Why setting goals can be dangerous

by | October 1, 2012

Failure is most often defined as not reaching one’s goals. The imperative to set goals is found in virtually every self-help/success book.

“A fellow must know where he wants to go, if he is going to get anywhere,” says Dr. William Menninger. “The people who go places and do things…know what they want and are willing to go an extra mile.”

There is some truth to that, of course. But there’s an even deeper truth that must be realized for goals to have any positive meaning or impact in our lives.

“I can teach anybody how to get what they want out of life,” says Mark Twain. “The problem is that I can’t find anybody who can tell me what they want.”

Certainly, defining what you want — your goals — is fundamental to success. But even more fundamental is knowing not what you want, but why you want it.

Truly successful people understand their “why” before striving for any “what.”

Before you set goals, you must first develop a clear and authentic definition of success. Your worthy “whats” are determined by truthful “whys.”

Achieving inauthentic goals does not constitute success. In fact, it’s usually a more tragic failure than not achieving the right goals.

“For what shall it profit a man, if he shall gain the whole world, and lose his own soul?”

What if your goals are misguided? What if they’re the product of parroting imposed social scripts, rather than writing your own?

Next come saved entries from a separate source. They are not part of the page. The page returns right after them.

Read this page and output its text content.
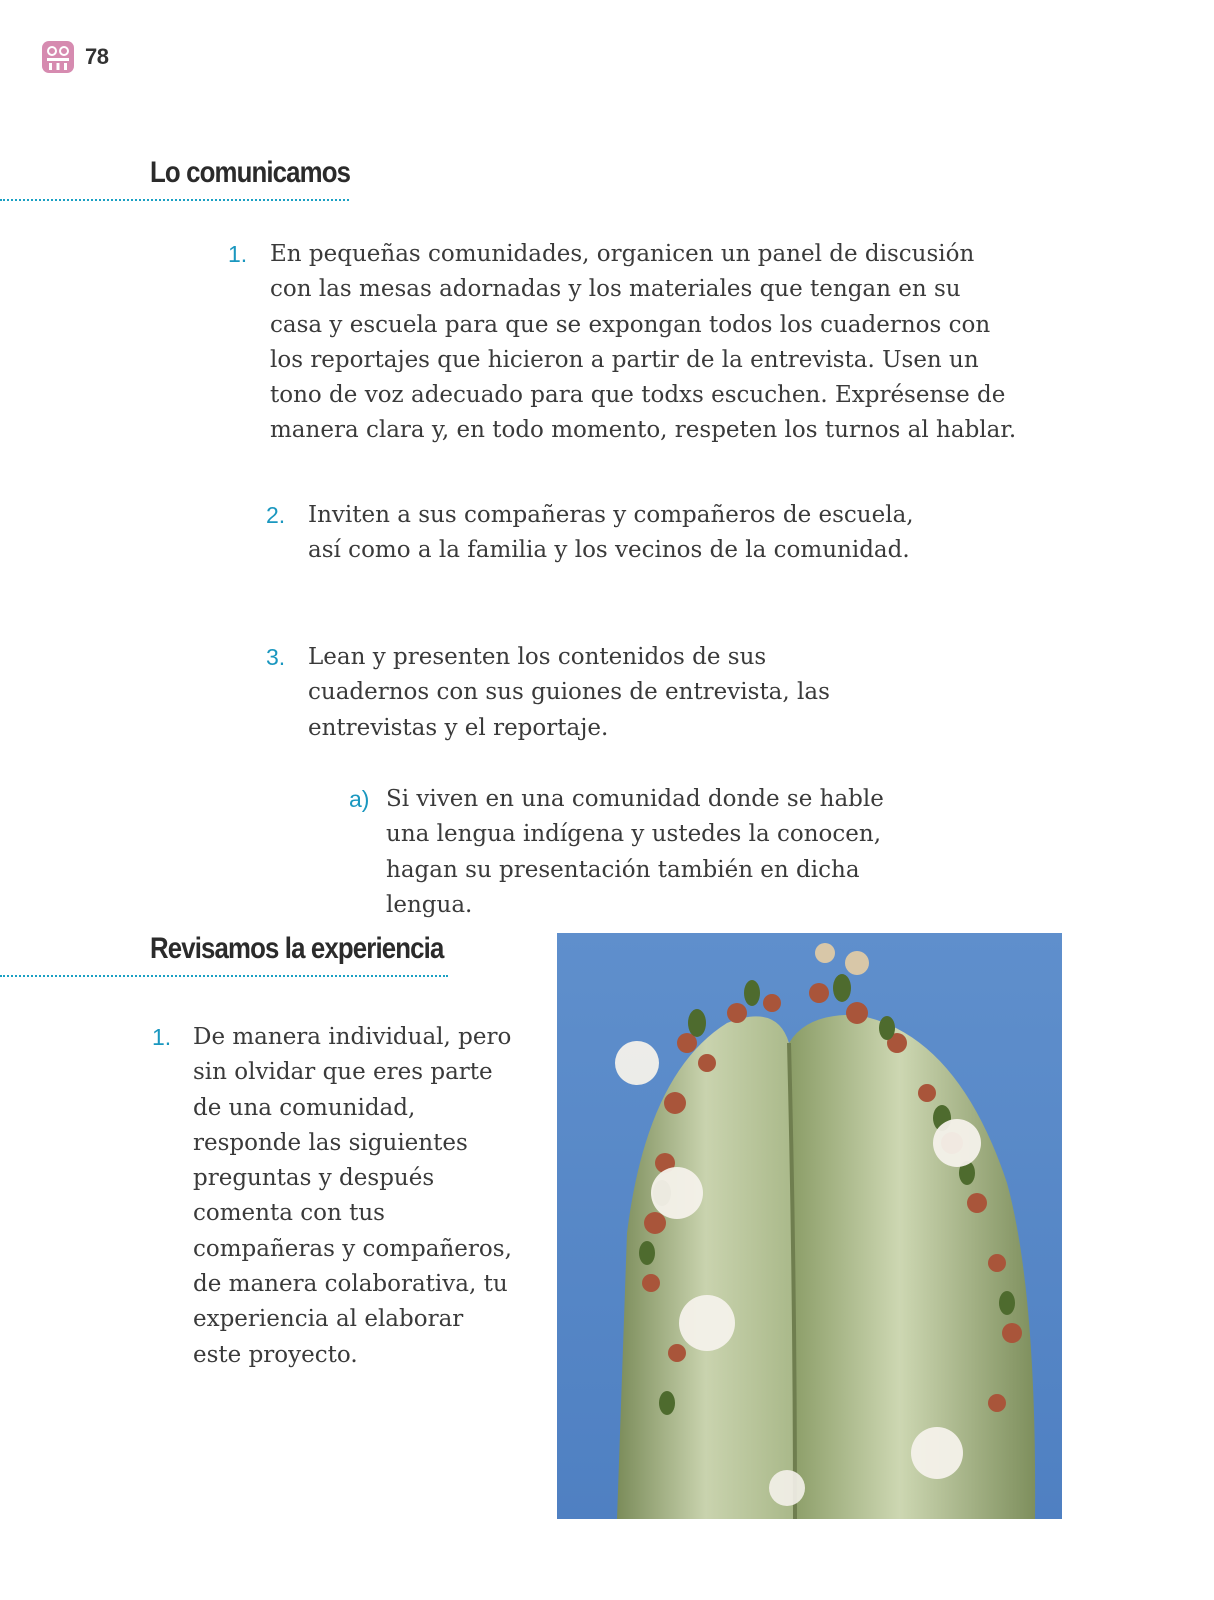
78
Lo comunicamos
1. En pequeñas comunidades, organicen un panel de discusión con las mesas adornadas y los materiales que tengan en su casa y escuela para que se expongan todos los cuadernos con los reportajes que hicieron a partir de la entrevista. Usen un tono de voz adecuado para que todxs escuchen. Exprésense de manera clara y, en todo momento, respeten los turnos al hablar.
2. Inviten a sus compañeras y compañeros de escuela, así como a la familia y los vecinos de la comunidad.
3. Lean y presenten los contenidos de sus cuadernos con sus guiones de entrevista, las entrevistas y el reportaje.
a) Si viven en una comunidad donde se hable una lengua indígena y ustedes la conocen, hagan su presentación también en dicha lengua.
Revisamos la experiencia
1. De manera individual, pero sin olvidar que eres parte de una comunidad, responde las siguientes preguntas y después comenta con tus compañeras y compañeros, de manera colaborativa, tu experiencia al elaborar este proyecto.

What if, to paraphrase Stephen Covey, you climb your goal ladder only to find that you had leaned it against the wrong wall?

As D.L. Moody put it,

“Our greatest fear should not be that we won’t succeed, but that we will succeed at something that doesn’t matter.”

Are you pursuing material wealth because it’s truly part of your personal, authentic definition of success, or because the message that wealth equates success is drilled into your brain from birth?

Worthy goals can only be determined after you’ve defined success for yourself.

No one wants a drill; we want a hole, or what a drill can do for us. A goal is a drill. But what are your “holes”? What do you want your goals to do for you, or for the world?

For example, I have a goal to publish another book (drill). But what I really want is to help others exercise their power of choice more wisely — to think, dream, learn, do, and become more (hole).

In other words, the goal of publishing a book is secondary to my definition of a successful outcome. Goals are simply means to greater ends.

Your definition of success determines which goals are worthy of your purpose and which are misguided, inauthentic distractions. Any time you change your definition of success, the goals you pursue and how you achieve them also change drastically.

All too often you feel like a failure when you compare yourself to others. But this feeling does not come because you haven’t achieved the same goals as other people. Rather, it comes because you’ve failed to define your own success and have bought into their definition.

Envy is the result of not being in tune with who you are, what God wants you to do and become, what you were born to accomplish.

For example, you may envy a young millionaire. But if you knew his wealth was earned at the expense of his family, would you really want to trade places with him? Does he really have what you want?

Envy dissolves when you define success for yourself, as based on 1) an intimate relationship with and firm allegiance to God, and 2) an authentic understanding of your unique gifts, passions, values, and purpose.

Failure is not falling short of one’s goals. It is the result of pursuing the wrong goals for the wrong reasons.